A couple weeks ago when it was actually feeling like winter in NYC I had to ditch my computer to look out the window – was I actually hearing a flock of geese (or ducks 😅) just now migrating south?! Didn’t that used to happen in the fall? Some quick googling didn’t really help, I couldn’t see who had just zoomed by and I don’t know much about birds.
Turns out things are happening with birds, but not exactly in the way I had considered. Flowingdata shared The Washington Post’s Climate Lab: Bird populations are declining. Some are in your neighborhood. piece created with data from eBird.
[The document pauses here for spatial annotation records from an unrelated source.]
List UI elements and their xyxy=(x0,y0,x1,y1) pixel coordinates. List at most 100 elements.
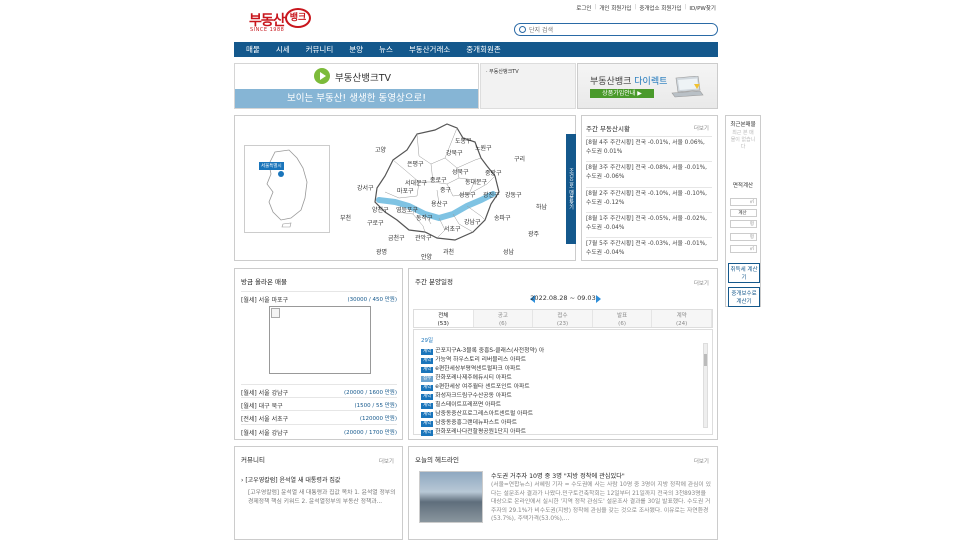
korea-minimap[interactable]: 서울특별시 xyxy=(244,145,330,233)
district-eunpyeong[interactable]: 은평구 xyxy=(407,159,424,168)
scrollbar-thumb[interactable] xyxy=(704,354,707,366)
news-headline[interactable]: 수도권 거주자 10명 중 3명 "지방 정착에 관심있다" xyxy=(491,471,625,480)
district-gangseo[interactable]: 강서구 xyxy=(357,183,374,192)
district-seocho[interactable]: 서초구 xyxy=(444,224,461,233)
listing-row[interactable]: [월세] 서울 강남구 (20000 / 1700 만원) xyxy=(241,424,397,437)
tab-label: 접수 xyxy=(557,313,568,319)
area-sqm-input[interactable]: ㎡ xyxy=(730,198,757,206)
market-item[interactable]: [8월 1주 주간시황] 전국 -0.05%, 서울 -0.02%, 수도권 -… xyxy=(586,212,712,232)
recent-listings-title: 방금 올라온 매물 xyxy=(241,278,287,286)
schedule-text: 한화포레나다전할평공원1단지 아파트 xyxy=(435,429,527,435)
market-item[interactable]: [7월 5주 주간시황] 전국 -0.03%, 서울 -0.01%, 수도권 -… xyxy=(586,237,712,257)
district-anyang[interactable]: 안양 xyxy=(421,252,432,261)
district-gwacheon[interactable]: 과천 xyxy=(443,247,454,256)
district-gangnam[interactable]: 강남구 xyxy=(464,217,481,226)
district-jongno[interactable]: 종로구 xyxy=(430,175,447,184)
tab-contract[interactable]: 계약 (24) xyxy=(652,310,712,327)
district-yangcheon[interactable]: 양천구 xyxy=(372,205,389,214)
login-link[interactable]: 로그인 xyxy=(576,4,591,12)
condition-search-tab[interactable]: 조건으로 매물찾기 xyxy=(566,134,576,244)
schedule-item[interactable]: 계약 한화포레나다전할평공원1단지 아파트 xyxy=(421,426,526,436)
weekly-market-panel: 주간 부동산시황 더보기 [8월 4주 주간시황] 전국 -0.01%, 서울 … xyxy=(581,115,718,261)
main-nav: 매물 시세 커뮤니티 분양 뉴스 부동산거래소 중개회원존 xyxy=(234,42,718,57)
market-title: 주간 부동산시황 xyxy=(586,125,630,133)
tv-title: 부동산뱅크TV xyxy=(335,73,392,84)
district-guri[interactable]: 구리 xyxy=(514,154,525,163)
district-geumcheon[interactable]: 금천구 xyxy=(388,233,405,242)
district-gwangju[interactable]: 광주 xyxy=(528,229,539,238)
search-input[interactable] xyxy=(529,25,715,35)
nav-item-prices[interactable]: 시세 xyxy=(276,44,290,55)
search-icon[interactable] xyxy=(519,26,526,33)
area-sqm-input-2[interactable]: ㎡ xyxy=(730,245,757,253)
nav-item-exchange[interactable]: 부동산거래소 xyxy=(409,44,450,55)
district-jungnang[interactable]: 중랑구 xyxy=(485,168,502,177)
listing-row[interactable]: [월세] 대구 북구 (1500 / 55 만원) xyxy=(241,397,397,410)
district-gwangmyeong[interactable]: 광명 xyxy=(376,247,387,256)
area-pyeong-input[interactable]: 평 xyxy=(730,220,757,228)
district-gwangjin[interactable]: 광진구 xyxy=(483,190,500,199)
listing-price: (20000 / 1600 만원) xyxy=(343,390,397,396)
schedule-more-link[interactable]: 더보기 xyxy=(694,279,709,287)
news-photo[interactable] xyxy=(419,471,483,523)
district-dongdaemun[interactable]: 동대문구 xyxy=(465,177,487,186)
recent-listings-panel: 방금 올라온 매물 [월세] 서울 마포구 (30000 / 450 만원) [… xyxy=(234,268,403,440)
market-item[interactable]: [8월 3주 주간시황] 전국 -0.08%, 서울 -0.01%, 수도권 -… xyxy=(586,161,712,181)
tab-count: (6) xyxy=(618,321,626,327)
district-nowon[interactable]: 노원구 xyxy=(475,143,492,152)
direct-banner[interactable]: 부동산뱅크 다이렉트 상품가입안내 ▶ xyxy=(577,63,718,109)
market-item[interactable]: [8월 4주 주간시황] 전국 -0.01%, 서울 0.06%, 수도권 0.… xyxy=(586,136,712,156)
listing-row[interactable]: [전세] 서울 서초구 (120000 만원) xyxy=(241,410,397,423)
district-mapo[interactable]: 마포구 xyxy=(397,186,414,195)
tv-list-title[interactable]: · 부동산뱅크TV xyxy=(486,68,519,75)
news-more-link[interactable]: 더보기 xyxy=(694,457,709,465)
community-headline[interactable]: › [고우영칼럼] 윤석열 새 대통령과 집값 xyxy=(241,475,399,484)
site-logo[interactable]: 부동산 뱅크 SINCE 1988 xyxy=(249,8,313,35)
acquisition-tax-calc-button[interactable]: 취득세 계산기 xyxy=(728,263,760,283)
market-item[interactable]: [8월 2주 주간시황] 전국 -0.10%, 서울 -0.10%, 수도권 -… xyxy=(586,187,712,207)
nav-item-community[interactable]: 커뮤니티 xyxy=(306,44,334,55)
district-goyang[interactable]: 고양 xyxy=(375,145,386,154)
next-week-arrow-icon[interactable] xyxy=(596,295,601,303)
district-yeongdeungpo[interactable]: 영등포구 xyxy=(396,205,418,214)
district-songpa[interactable]: 송파구 xyxy=(494,213,511,222)
nav-item-presale[interactable]: 분양 xyxy=(349,44,363,55)
schedule-scrollbar[interactable] xyxy=(703,343,708,428)
district-seongdong[interactable]: 성동구 xyxy=(459,190,476,199)
nav-item-agent-zone[interactable]: 중개회원존 xyxy=(466,44,501,55)
district-gangdong[interactable]: 강동구 xyxy=(505,190,522,199)
logo-since: SINCE 1988 xyxy=(250,27,285,33)
play-icon[interactable] xyxy=(314,68,330,84)
area-pyeong-input-2[interactable]: 평 xyxy=(730,233,757,241)
tv-banner[interactable]: 부동산뱅크TV 보이는 부동산! 생생한 동영상으로! xyxy=(234,63,479,109)
tab-count: (53) xyxy=(437,321,449,327)
nav-item-listings[interactable]: 매물 xyxy=(246,44,260,55)
nav-item-news[interactable]: 뉴스 xyxy=(379,44,393,55)
market-more-link[interactable]: 더보기 xyxy=(694,124,709,132)
district-yongsan[interactable]: 용산구 xyxy=(431,199,448,208)
district-hanam[interactable]: 하남 xyxy=(536,202,547,211)
tab-notice[interactable]: 공고 (6) xyxy=(473,310,534,327)
area-calc-button[interactable]: 계산 xyxy=(730,209,757,217)
tab-announcement[interactable]: 발표 (6) xyxy=(592,310,653,327)
find-id-pw-link[interactable]: ID/PW찾기 xyxy=(689,4,716,12)
district-seongnam[interactable]: 성남 xyxy=(503,247,514,256)
tab-all[interactable]: 전체 (53) xyxy=(414,310,474,327)
listing-row[interactable]: [월세] 서울 마포구 (30000 / 450 만원) xyxy=(241,291,397,304)
product-info-button[interactable]: 상품가입안내 ▶ xyxy=(590,89,654,98)
personal-signup-link[interactable]: 개인 회원가입 xyxy=(599,4,631,12)
district-gangbuk[interactable]: 강북구 xyxy=(446,148,463,157)
community-more-link[interactable]: 더보기 xyxy=(379,457,394,465)
district-dobong[interactable]: 도봉구 xyxy=(455,136,472,145)
district-dongjak[interactable]: 동작구 xyxy=(416,213,433,222)
brokerage-fee-calc-button[interactable]: 중개보수료 계산기 xyxy=(728,287,760,307)
district-bucheon[interactable]: 부천 xyxy=(340,213,351,222)
tab-application[interactable]: 접수 (23) xyxy=(533,310,593,327)
district-gwanak[interactable]: 관악구 xyxy=(415,233,432,242)
listing-row[interactable]: [월세] 서울 강남구 (20000 / 1600 만원) xyxy=(241,384,397,397)
district-jung[interactable]: 중구 xyxy=(440,185,451,194)
agent-signup-link[interactable]: 중개업소 회원가입 xyxy=(639,4,681,12)
district-seongbuk[interactable]: 성북구 xyxy=(452,167,469,176)
district-guro[interactable]: 구로구 xyxy=(367,218,384,227)
listing-photo[interactable] xyxy=(269,306,371,374)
I’m on a Zoom call with a team of researchers from the Cornell Lab of Ornithology, their gridded video feeds a sort of Hollywood Squares of bird nerds, and we’re discussing the decline and fall of North America’s bird population — a staggering loss of 3 billion breeding adults, or nearly 30 percent of the population, in just a half century — when all of a sudden Gus Axelson picks up his binoculars and peers out the window.
“Gus,” I ask, “are you birding right now?”
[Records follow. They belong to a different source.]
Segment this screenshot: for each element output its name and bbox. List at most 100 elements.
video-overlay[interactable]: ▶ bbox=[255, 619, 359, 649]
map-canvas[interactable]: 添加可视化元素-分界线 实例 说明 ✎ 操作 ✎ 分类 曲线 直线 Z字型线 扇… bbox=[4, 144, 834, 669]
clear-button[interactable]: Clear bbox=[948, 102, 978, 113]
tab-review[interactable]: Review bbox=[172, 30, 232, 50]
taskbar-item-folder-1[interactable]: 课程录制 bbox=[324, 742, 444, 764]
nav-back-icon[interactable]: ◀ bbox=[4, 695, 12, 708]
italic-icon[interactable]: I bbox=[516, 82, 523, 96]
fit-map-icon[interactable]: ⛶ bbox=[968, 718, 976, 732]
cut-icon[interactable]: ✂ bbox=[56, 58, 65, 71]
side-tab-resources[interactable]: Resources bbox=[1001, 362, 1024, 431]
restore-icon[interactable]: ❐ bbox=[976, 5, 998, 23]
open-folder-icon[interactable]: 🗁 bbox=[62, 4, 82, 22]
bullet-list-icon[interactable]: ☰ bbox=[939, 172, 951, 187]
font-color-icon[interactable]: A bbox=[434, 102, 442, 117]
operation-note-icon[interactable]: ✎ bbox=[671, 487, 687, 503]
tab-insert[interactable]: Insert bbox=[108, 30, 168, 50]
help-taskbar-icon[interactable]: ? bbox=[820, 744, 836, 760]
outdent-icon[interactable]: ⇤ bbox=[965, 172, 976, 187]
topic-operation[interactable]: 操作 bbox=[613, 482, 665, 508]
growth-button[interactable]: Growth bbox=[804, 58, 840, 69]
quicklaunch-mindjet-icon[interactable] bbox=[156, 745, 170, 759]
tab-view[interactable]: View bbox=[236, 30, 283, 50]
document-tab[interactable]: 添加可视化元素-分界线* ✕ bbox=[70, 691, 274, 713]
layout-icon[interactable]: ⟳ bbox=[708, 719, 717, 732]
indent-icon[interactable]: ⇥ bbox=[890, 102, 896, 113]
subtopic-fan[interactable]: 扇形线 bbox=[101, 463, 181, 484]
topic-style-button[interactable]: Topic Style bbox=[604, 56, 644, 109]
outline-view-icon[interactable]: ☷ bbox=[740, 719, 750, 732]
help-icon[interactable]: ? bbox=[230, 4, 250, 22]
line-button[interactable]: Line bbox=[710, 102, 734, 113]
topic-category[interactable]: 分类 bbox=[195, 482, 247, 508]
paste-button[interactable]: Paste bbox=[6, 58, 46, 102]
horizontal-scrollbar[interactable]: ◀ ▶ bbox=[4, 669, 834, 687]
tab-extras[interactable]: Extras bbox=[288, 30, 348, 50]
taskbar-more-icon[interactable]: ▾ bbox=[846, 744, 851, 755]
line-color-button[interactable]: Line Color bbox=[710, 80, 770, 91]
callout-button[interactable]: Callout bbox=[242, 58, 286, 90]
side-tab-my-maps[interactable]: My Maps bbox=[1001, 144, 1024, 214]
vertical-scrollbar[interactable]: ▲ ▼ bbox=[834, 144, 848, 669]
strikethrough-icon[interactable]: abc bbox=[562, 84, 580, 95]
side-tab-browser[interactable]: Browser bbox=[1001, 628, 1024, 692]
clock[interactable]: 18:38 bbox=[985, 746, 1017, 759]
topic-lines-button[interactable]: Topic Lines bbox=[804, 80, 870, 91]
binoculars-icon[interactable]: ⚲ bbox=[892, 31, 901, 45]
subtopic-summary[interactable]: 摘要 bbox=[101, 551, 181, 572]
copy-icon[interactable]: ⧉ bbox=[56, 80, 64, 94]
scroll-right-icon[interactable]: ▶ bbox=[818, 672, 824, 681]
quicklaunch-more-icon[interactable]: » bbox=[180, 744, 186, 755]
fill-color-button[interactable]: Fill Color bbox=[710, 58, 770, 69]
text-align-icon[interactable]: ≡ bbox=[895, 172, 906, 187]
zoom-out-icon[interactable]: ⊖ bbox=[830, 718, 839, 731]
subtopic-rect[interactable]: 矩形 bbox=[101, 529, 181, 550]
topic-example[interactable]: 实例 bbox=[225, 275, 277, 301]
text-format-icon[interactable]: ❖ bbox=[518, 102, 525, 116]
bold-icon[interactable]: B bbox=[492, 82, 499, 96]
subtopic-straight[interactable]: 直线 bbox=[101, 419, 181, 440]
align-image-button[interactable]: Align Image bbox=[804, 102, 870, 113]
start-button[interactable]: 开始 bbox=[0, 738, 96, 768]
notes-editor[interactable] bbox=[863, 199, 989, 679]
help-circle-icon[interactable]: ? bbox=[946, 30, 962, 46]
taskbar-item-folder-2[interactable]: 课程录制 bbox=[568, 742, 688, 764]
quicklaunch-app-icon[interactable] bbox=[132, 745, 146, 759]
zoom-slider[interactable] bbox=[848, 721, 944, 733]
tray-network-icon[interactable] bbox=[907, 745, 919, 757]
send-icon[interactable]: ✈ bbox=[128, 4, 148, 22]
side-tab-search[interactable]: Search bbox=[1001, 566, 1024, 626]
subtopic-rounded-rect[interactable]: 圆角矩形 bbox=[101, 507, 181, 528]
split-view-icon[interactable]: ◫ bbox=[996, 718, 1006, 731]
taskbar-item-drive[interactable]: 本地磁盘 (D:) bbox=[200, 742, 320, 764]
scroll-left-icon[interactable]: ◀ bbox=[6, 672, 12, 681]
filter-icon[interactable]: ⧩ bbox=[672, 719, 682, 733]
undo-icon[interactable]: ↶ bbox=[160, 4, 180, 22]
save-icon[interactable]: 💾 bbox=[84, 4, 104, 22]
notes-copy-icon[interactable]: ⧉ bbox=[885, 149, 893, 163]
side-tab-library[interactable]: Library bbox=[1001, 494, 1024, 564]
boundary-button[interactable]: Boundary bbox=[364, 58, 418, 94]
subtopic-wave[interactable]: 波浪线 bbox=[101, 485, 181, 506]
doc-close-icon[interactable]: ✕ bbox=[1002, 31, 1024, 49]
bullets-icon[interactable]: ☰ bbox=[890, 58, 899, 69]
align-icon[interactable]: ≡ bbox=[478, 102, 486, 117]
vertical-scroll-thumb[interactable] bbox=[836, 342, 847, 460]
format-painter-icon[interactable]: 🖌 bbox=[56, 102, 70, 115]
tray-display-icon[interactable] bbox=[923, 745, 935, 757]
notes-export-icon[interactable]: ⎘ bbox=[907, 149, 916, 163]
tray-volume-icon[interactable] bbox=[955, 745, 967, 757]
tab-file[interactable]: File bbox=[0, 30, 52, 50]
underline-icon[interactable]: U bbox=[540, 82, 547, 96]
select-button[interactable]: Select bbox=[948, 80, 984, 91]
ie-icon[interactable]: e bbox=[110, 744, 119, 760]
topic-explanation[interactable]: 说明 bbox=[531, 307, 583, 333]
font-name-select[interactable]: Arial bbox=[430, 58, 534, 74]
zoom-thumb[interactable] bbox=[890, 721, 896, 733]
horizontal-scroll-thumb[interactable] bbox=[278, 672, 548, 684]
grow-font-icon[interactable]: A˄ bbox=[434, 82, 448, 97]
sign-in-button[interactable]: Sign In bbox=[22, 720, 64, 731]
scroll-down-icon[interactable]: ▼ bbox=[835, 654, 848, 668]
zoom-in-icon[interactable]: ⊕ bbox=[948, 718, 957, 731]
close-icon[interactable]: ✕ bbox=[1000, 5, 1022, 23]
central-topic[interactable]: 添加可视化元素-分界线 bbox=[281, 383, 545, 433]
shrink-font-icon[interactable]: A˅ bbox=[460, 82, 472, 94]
Axelson, the Cornell Lab’s editorial director, hastily apologizes, but I tell him to go ahead and bird. I have a job, but birders like Axelson have a calling, and no one can predict when nature will call. “I had white-throated sparrows that have been gone for a couple of days,” Axelson, who leads production of Living Bird, the lab’s quarterly magazine, explains when he puts down the binoculars. “They just popped back up.”